MPB - Lenine com Paciência na Música Planetária Brasileira


  • Roseann Kennedy convida Lenine. 

Ele vê a música como instrumento de transformação, revela em conversa com Roseann Kennedy.

Mais de 30 anos de carreira, 14 álbuns lançados e uma longa lista de trabalhos para novelas, filmes e seriados. O compositor, cantor e produtor Lenine dispensa rótulos e se define como um colecionador de palavras, mas ele também coleciona prêmios. Já ganhou cinco prêmios Grammy Latino, nove Prêmios da Música Brasileira entre outros. Recifense- carioca, é engajado em assuntos políticos e de cunho ambiental. Numa conversa descontraída com muita música, ele fala da família, da importância da literatura em sua obra e de como conseguiu alcançar a alma das pessoas por meio de suas canções.

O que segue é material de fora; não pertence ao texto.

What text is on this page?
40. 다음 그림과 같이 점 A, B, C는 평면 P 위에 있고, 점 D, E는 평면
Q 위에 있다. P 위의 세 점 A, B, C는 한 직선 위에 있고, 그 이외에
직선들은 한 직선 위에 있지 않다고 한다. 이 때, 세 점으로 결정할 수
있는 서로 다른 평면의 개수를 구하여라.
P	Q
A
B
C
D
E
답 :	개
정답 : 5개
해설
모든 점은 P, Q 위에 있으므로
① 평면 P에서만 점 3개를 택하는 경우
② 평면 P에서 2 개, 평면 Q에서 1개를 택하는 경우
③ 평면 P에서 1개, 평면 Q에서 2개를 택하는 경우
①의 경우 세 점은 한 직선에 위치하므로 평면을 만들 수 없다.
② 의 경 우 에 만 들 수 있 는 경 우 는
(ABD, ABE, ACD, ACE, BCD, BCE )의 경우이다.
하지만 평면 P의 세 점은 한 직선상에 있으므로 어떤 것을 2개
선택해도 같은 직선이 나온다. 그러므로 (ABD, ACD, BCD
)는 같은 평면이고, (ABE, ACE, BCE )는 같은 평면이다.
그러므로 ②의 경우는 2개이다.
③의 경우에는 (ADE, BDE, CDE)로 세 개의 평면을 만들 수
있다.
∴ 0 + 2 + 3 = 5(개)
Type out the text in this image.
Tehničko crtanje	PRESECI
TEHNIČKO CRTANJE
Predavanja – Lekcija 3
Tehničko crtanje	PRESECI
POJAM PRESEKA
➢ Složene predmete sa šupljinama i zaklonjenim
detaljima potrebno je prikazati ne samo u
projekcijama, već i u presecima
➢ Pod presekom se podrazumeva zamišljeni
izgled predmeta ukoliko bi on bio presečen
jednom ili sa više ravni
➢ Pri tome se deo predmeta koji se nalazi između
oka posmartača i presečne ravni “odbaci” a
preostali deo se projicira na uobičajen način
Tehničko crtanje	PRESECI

Lenine fala sobre o poder das palavras em suas criações e revela como as raízes pernambucanas estão presentes em sua música. “Eu sou colecionador de palavras”. Não me basta só descobrir a beleza da palavra, saber a etimologia dela, de onde ela vem”. Para ele, descobrir os meandros e o relevo sonoro das palavras é o que torna tudo mais interessante. “A gente tem essa coisa no nordeste com o repente e as diversas modalidades do repente, essa possibilidade de você ter a rima dentro da rima, dentro da rima. Então isso é muito fascinante. As palavras são 50% do meu trabalho”.


Como artista, Lenine sente liberdade e independência para fazer a sua própria leitura da história. “Todas as minhas canções são crônicas. 


Todas as minhas canções são reportagens... A partir do meu olhar evidentemente. Então, isso tudo me dá a sensação de que eu tô de alguma maneira, fazendo história, através do meu olhar. Eu fico achando que daqui a 100 anos alguém pega um disco meu e consiga compreender um pouco como era o tempo onde eu vivia”.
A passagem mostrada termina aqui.